La Cour des comptes a annoncé la tenue d’audiences publiques visant des ministres nationaux et des gouverneurs de province accusés ou soupçonnés de fautes de gestion notamment des cas de « gestion de fait », de détournements et d’irrégularités dans la gestion des fonds publics.
L’annonce a été faite mercredi lors d’une communication conjointe du premier président, Jimmy Munganga, et du procureur général près la Cour des comptes, Guy Tshipata Mulumba.

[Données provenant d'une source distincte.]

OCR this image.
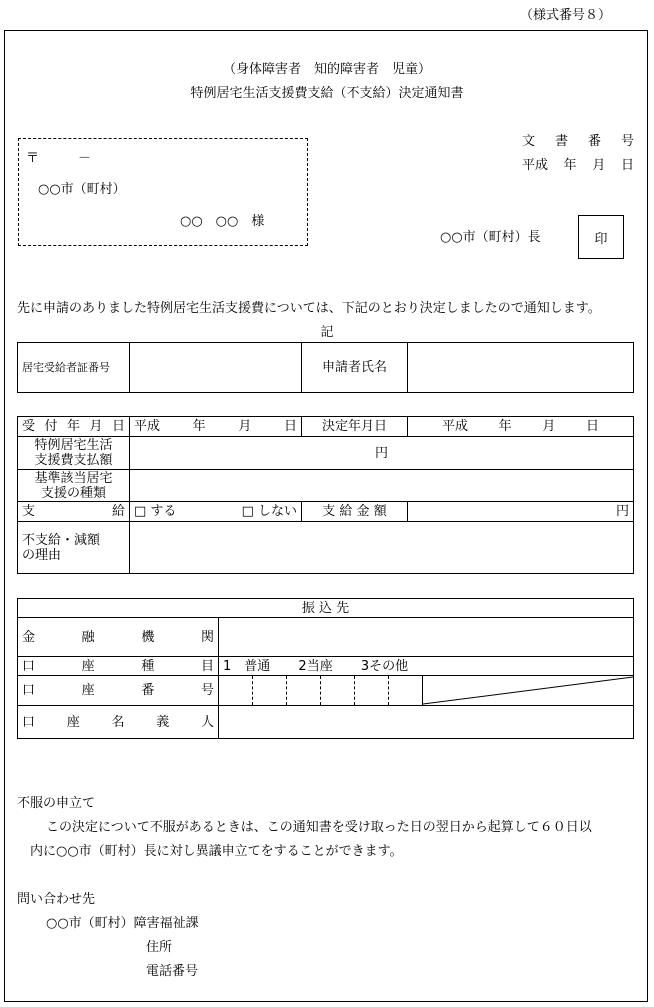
（様式番号８）
（身体障害者　知的障害者　児童）
特例居宅生活支援費支給（不支給）決定通知書
〒　　　－
○○市（町村）
○○　○○　様
文 書 番 号
平成 年 月 日
○○市（町村）長	印
先に申請のありました特例居宅生活支援費については、下記のとおり決定しましたので通知します。
記
居宅受給者証番号		申請者氏名	
受 付 年 月 日	平成 年 月 日	決定年月日	平成 年 月 日

特例居宅生活
支援費支払額	円		

基準該当居宅
支援の種類			

支 給	□ する □ しない	支 給 金 額	円

不支給・減額
の理由			

振 込 先							

金 融 機 関							

口 座 種 目	1　普通 2当座 3その他						

口 座 番 号

口 座 名 義 人							

不服の申立て
この決定について不服があるときは、この通知書を受け取った日の翌日から起算して６０日以
内に○○市（町村）長に対し異議申立てをすることができます。
問い合わせ先
○○市（町村）障害福祉課
住所
電話番号
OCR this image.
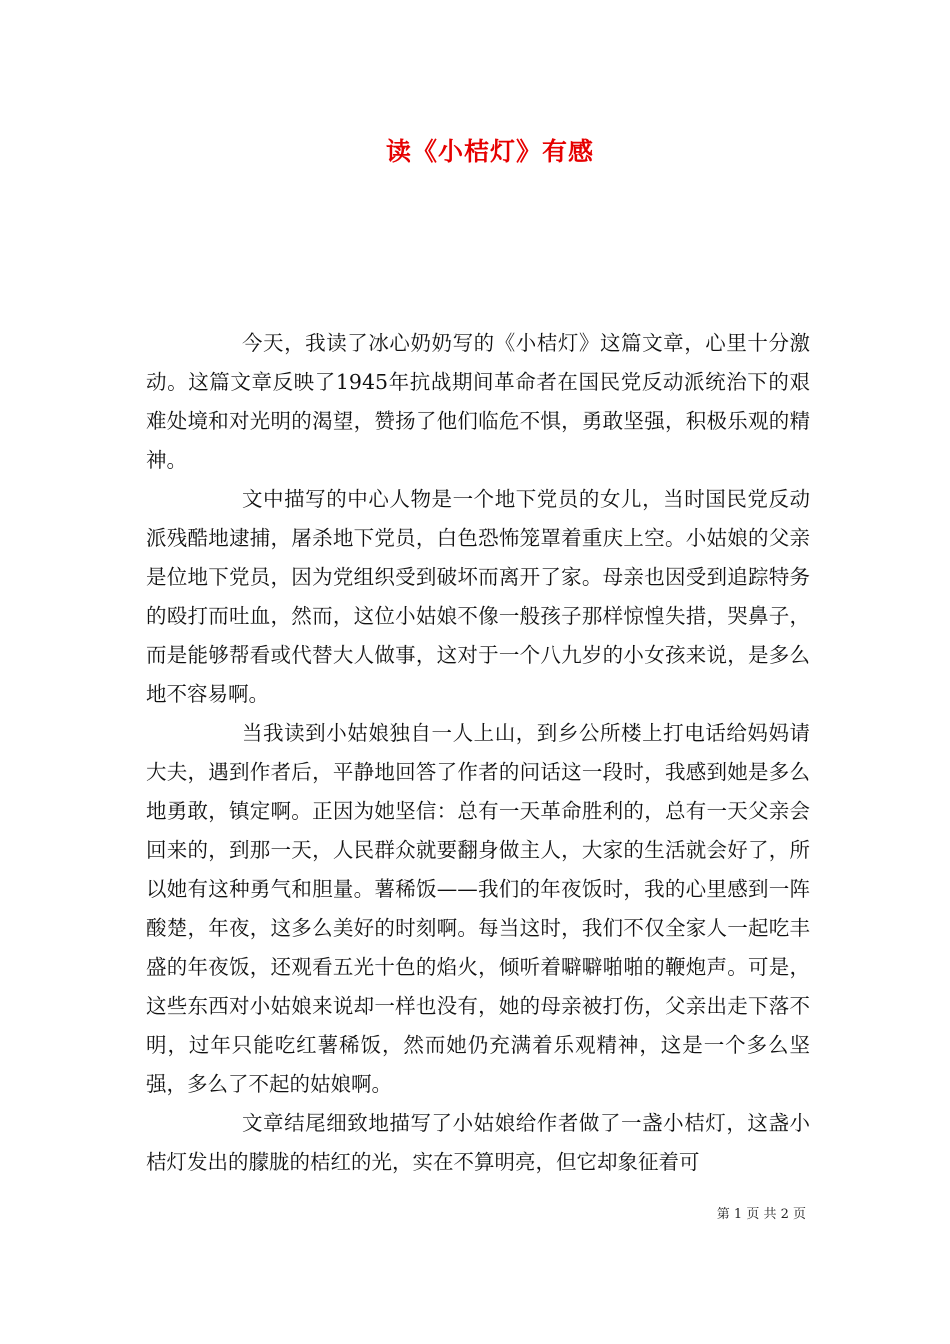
读《小桔灯》有感

今天，我读了冰心奶奶写的《小桔灯》这篇文章，心里十分激动。这篇文章反映了1945年抗战期间革命者在国民党反动派统治下的艰难处境和对光明的渴望，赞扬了他们临危不惧，勇敢坚强，积极乐观的精神。

文中描写的中心人物是一个地下党员的女儿，当时国民党反动派残酷地逮捕，屠杀地下党员，白色恐怖笼罩着重庆上空。小姑娘的父亲是位地下党员，因为党组织受到破坏而离开了家。母亲也因受到追踪特务的殴打而吐血，然而，这位小姑娘不像一般孩子那样惊惶失措，哭鼻子，而是能够帮看或代替大人做事，这对于一个八九岁的小女孩来说，是多么地不容易啊。

当我读到小姑娘独自一人上山，到乡公所楼上打电话给妈妈请大夫，遇到作者后，平静地回答了作者的问话这一段时，我感到她是多么地勇敢，镇定啊。正因为她坚信：总有一天革命胜利的，总有一天父亲会回来的，到那一天，人民群众就要翻身做主人，大家的生活就会好了，所以她有这种勇气和胆量。薯稀饭——我们的年夜饭时，我的心里感到一阵酸楚，年夜，这多么美好的时刻啊。每当这时，我们不仅全家人一起吃丰盛的年夜饭，还观看五光十色的焰火，倾听着噼噼啪啪的鞭炮声。可是，这些东西对小姑娘来说却一样也没有，她的母亲被打伤，父亲出走下落不明，过年只能吃红薯稀饭，然而她仍充满着乐观精神，这是一个多么坚强，多么了不起的姑娘啊。

文章结尾细致地描写了小姑娘给作者做了一盏小桔灯，这盏小桔灯发出的朦胧的桔红的光，实在不算明亮，但它却象征着可

第 1 页 共 2 页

Selon le procureur général, ces audiences doivent permettre aux personnes mises en cause de se justifier et de répondre aux griefs retenus dans le cadre des contrôles effectués par la juridiction.
Dans son intervention, le procureur général a rappelé la notion de responsabilité personnelle et pécuniaire des acteurs impliqués dans la manipulation des fonds publics.
Il a expliqué que, lorsque les comptables sont tenus par la loi de rendre compte, la responsabilité peut également concerner d’autres responsables administratifs lorsque ceux-ci se substituent aux comptables dans la gestion ou le suivi des opérations.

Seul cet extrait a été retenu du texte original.